EXPLORING THE ROLE OF THE DUAL-TARGETED 'MAMMALIAN TYPE' PURPLE ACID PHOSPHATASE ATPAP17 IN ARABIDOPSIS THALIANA PHOSPHATE AND ROS METABOLISM

Abstract

Secreted and intracellular purple acid phosphatases (APases) play a central role in the recycling and acquisition of inorganic phosphate (Pi), a limiting macronutrient that is vital for plant growth. In mammals, a single low molecular weight (LMW) secreted purple APase (PAP) isozyme (e.g. HsACP5 in humans) is expressed that exhibits bifunctional phosphatase and peroxidase (PRx) activities to support dual roles in dephosphorylating extracellular bone matrix phosphoproteins or generating reactive oxygen species (ROS) for immune-related pathogen defense. Similarly, AtPAP17 (At3g17790), one of twenty-nine predicted Arabidopsis PAP isozymes, is a LMW (35 kDa) HsACP5 ortholog that exhibits APase and PRx activity. A 35 kDa monomeric PAP was unexpectedly purified from cell wall (CW) extracts of Pi-starved (–Pi) suspension cell cultures of the model plant Arabidopsis thaliana and identified as AtPAP17 (At3g17790). AtPAP17 was de novo synthesized and dual-targeted to the secretome and/or intracellular fraction of –Pi or salt stressed, or senescing leaves of Arabidopsis.

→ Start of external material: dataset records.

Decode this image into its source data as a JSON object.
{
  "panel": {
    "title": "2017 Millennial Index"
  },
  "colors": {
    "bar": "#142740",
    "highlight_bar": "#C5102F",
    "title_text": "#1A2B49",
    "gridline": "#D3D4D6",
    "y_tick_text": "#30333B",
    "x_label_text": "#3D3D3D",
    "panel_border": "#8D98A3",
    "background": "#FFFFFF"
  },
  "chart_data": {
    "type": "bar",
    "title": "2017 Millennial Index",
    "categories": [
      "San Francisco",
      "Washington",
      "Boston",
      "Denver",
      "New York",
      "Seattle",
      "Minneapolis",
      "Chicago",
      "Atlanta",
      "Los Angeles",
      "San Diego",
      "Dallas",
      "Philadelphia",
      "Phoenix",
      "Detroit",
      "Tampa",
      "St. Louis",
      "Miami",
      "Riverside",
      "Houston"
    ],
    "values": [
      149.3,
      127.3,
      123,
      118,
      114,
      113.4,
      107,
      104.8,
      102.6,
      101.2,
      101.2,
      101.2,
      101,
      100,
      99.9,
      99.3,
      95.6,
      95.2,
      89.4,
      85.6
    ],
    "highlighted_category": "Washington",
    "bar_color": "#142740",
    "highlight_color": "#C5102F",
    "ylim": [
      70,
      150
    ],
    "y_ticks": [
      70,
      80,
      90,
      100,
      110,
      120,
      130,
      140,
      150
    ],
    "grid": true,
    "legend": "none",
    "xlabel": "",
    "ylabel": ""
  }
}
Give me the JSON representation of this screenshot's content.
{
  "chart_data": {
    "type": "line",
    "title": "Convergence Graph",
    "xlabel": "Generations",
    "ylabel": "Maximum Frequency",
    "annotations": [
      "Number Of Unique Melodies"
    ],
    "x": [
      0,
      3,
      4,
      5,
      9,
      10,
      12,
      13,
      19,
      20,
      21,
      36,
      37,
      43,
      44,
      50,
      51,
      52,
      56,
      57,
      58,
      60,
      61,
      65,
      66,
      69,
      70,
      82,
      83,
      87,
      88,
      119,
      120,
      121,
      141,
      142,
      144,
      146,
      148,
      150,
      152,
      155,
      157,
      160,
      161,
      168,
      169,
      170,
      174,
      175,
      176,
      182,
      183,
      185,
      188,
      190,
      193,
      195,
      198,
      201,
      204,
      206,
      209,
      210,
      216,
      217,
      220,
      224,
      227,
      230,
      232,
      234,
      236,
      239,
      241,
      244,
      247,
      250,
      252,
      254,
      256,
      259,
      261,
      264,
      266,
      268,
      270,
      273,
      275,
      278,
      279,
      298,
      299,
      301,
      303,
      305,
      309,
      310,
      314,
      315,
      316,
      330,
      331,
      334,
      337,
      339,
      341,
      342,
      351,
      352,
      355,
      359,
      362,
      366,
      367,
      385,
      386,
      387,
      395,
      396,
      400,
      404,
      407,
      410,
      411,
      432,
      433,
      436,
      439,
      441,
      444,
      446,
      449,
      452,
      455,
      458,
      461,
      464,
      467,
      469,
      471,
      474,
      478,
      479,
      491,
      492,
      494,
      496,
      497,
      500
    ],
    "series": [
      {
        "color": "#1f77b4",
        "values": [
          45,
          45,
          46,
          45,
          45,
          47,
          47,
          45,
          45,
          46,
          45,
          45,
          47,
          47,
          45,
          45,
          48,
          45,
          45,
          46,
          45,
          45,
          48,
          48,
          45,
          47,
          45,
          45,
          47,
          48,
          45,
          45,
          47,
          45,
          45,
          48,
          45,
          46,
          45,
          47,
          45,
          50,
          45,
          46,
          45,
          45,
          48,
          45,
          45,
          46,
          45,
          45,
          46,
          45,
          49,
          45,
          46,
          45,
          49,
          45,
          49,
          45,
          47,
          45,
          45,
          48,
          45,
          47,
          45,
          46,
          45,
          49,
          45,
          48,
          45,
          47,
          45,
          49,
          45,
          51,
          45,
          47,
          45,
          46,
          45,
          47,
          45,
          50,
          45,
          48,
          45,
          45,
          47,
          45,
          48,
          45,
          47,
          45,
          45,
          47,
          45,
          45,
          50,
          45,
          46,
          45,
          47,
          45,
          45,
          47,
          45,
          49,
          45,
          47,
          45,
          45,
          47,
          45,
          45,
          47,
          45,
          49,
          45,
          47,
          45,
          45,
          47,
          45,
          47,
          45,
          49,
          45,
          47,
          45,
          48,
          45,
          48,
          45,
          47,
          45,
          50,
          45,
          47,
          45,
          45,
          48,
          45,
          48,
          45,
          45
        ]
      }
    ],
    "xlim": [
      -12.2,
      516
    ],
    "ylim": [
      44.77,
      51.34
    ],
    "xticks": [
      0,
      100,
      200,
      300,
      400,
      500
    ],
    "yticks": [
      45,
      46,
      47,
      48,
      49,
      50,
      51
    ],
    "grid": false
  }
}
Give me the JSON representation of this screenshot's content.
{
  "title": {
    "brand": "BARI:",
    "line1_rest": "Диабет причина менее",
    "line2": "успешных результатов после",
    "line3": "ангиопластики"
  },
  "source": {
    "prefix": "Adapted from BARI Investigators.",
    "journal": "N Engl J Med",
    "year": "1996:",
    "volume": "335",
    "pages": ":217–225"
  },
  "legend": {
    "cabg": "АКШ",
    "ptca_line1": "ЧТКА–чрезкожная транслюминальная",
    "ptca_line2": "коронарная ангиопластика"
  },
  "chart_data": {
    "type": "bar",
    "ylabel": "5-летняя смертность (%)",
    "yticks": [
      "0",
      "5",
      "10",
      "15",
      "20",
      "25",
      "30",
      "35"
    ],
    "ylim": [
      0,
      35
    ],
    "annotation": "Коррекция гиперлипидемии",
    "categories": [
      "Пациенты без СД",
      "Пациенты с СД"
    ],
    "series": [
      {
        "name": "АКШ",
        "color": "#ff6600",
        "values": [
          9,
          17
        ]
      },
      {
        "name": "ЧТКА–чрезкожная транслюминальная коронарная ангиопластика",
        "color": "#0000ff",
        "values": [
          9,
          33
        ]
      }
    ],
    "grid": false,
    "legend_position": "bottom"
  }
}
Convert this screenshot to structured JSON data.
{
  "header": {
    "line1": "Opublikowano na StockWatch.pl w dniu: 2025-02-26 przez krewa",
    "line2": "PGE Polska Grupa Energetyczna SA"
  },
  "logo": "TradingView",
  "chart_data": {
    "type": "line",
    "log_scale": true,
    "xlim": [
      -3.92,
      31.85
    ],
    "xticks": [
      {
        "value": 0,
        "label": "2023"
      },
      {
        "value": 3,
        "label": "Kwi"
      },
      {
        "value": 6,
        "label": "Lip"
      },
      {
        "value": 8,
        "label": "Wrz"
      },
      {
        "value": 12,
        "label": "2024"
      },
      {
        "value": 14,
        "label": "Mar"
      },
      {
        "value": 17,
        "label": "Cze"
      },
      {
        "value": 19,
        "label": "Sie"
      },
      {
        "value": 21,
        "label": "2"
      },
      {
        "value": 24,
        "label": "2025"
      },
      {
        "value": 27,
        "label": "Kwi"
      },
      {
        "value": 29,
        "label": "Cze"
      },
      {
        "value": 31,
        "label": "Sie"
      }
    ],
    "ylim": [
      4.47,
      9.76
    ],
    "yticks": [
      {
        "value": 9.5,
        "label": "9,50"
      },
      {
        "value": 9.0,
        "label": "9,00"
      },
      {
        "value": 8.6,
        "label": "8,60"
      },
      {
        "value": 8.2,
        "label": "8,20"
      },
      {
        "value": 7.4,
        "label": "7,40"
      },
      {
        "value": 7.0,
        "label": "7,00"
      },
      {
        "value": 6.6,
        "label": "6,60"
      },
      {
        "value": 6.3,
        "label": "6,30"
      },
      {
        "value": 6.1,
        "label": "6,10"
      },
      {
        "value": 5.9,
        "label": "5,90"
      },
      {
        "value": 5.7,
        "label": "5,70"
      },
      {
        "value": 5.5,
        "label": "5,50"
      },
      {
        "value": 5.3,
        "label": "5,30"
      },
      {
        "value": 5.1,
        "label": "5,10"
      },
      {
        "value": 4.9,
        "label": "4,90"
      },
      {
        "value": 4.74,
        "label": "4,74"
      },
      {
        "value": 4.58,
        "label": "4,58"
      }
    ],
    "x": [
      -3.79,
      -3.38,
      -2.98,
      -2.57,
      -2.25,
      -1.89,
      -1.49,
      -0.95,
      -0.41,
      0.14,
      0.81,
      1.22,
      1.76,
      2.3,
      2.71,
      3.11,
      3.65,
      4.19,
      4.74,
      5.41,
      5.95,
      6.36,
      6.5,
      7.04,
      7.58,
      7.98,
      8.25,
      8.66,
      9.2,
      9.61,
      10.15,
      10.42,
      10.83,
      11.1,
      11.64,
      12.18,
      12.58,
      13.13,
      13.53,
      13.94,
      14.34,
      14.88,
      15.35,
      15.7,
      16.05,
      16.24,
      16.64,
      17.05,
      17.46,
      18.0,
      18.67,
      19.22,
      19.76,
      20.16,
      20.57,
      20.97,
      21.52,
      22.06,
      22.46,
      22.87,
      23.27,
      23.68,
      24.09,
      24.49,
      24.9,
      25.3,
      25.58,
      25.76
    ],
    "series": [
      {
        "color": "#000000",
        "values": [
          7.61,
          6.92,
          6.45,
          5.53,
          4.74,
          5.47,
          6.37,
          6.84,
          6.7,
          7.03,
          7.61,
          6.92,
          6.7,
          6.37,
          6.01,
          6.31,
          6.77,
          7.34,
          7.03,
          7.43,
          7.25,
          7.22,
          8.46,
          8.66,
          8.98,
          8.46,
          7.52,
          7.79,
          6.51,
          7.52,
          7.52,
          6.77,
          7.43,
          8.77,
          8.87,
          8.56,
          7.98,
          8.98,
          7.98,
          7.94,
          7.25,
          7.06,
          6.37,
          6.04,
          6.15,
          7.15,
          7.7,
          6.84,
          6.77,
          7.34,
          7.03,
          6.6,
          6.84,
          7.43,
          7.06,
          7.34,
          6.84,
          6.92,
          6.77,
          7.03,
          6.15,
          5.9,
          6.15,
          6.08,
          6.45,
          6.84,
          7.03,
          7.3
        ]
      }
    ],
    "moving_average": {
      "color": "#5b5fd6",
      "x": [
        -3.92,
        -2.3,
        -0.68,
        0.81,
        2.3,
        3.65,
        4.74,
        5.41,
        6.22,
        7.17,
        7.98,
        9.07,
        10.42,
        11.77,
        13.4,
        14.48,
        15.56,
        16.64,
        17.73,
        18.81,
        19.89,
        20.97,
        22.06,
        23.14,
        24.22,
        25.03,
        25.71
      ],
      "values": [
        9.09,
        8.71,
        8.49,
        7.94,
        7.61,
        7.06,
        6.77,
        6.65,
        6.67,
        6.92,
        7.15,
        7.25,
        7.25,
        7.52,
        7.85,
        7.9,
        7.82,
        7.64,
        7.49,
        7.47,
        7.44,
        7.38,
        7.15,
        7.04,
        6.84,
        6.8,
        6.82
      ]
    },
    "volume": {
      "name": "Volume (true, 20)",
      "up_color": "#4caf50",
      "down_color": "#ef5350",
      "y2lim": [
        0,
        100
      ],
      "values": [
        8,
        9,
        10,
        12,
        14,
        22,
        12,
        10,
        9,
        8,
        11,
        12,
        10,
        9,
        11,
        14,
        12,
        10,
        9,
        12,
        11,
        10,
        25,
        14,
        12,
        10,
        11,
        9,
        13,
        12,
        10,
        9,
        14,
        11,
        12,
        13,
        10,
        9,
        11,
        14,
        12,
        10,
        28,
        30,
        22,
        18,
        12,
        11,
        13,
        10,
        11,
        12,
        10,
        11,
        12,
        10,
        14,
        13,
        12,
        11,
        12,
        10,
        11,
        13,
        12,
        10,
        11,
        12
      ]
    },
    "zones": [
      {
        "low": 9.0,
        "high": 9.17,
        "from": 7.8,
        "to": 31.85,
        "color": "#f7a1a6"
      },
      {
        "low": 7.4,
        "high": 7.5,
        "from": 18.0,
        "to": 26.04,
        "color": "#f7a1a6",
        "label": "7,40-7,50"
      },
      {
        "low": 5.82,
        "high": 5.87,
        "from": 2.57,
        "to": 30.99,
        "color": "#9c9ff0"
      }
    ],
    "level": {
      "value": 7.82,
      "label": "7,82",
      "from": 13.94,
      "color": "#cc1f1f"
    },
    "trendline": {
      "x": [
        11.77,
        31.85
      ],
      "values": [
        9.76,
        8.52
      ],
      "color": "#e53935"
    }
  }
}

Transiently expressed AtPAP17-GFP localized to lytic vacuoles of the Arabidopsis cells. No discernible biochemical or phenotypical changes associated with AtPAP17 loss of function in an atpap17 mutant occurred during Pi deprivation, leaf senescence, or salinity stress. Nevertheless, AtPAP17 is hypothesized to contribute to Pi metabolism owing to its marked upregulation during Pi starvation and leaf senescence, broad APase substrate selectivity and pH-activity profile, and rapid repression and turnover following Pi-resupply to –Pi plants. While AtPAP17 also catalyzed the peroxidation of luminol, which was optimal at pH 9.2, it exhibited a low Vmax and affinity for H2O2 relative to horseradish peroxidase. These results, coupled with absence of a phenotype in the –Pi or salt stressed atpap17 mutant, do not support proposals that AtPAP17’s PRx activity contributes to the detoxification of ROS during stresses that trigger AtPAP17 upregulation.